BT accuses US rivals of harming competition

A BT executive has accused its US rivals of harming competition with the large fees they charge for using their infrastructure, according to the Financial Times.

Pointing specifically to Verizon and AT&T, Bas Burger, president of BT Group’s Americas operations, told reporters that US regulators need to create rules to ensure fair pricing for access to their networks.

Verizon and AT&T control approximately 80% of the telephone and broadband lines used by homes and businesses in the US, and charge high prices to competitors for use of this infrastructure.

“For a western world country it is the worst I’ve seen,” the FT quoted Burger as saying. “There is not sufficient regulation to create competition: almost all access is being provided by two companies and they have divided the country among themselves.”  

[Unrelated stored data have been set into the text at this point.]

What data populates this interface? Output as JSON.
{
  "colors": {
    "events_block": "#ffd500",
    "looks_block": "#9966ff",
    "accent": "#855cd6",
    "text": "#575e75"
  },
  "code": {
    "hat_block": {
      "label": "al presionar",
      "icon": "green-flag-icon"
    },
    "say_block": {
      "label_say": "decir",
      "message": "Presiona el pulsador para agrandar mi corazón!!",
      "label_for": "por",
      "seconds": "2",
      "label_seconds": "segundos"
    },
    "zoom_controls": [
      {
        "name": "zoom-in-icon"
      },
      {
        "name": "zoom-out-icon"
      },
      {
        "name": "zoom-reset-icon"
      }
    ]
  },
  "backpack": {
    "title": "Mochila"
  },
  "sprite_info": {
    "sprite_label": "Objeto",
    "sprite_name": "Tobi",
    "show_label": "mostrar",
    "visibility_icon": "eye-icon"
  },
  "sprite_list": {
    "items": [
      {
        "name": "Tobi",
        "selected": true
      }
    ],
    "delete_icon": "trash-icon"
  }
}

In the UK, regulations are in place to ensure that telecoms companies with rich infrastructure offer use of their networks at reasonable prices. Burger said that high pricing in the US means BT is forced to increase the amount it charges its US customers.

Burger added that contracts between operators like BT and these US providers should also be regulated to guarantee a minimum quality of service. Presently they do not have a specific time frame for fixing faults on their lines.

“The problem is for every consumer and business in the US – they pay too much, they wait too long and the quality is too low,” Burger said.

Last month, UK regulator Ofcom launched a consultation into whether Openreach should be split from BT, on grounds that it could lead to greater competition in the UK.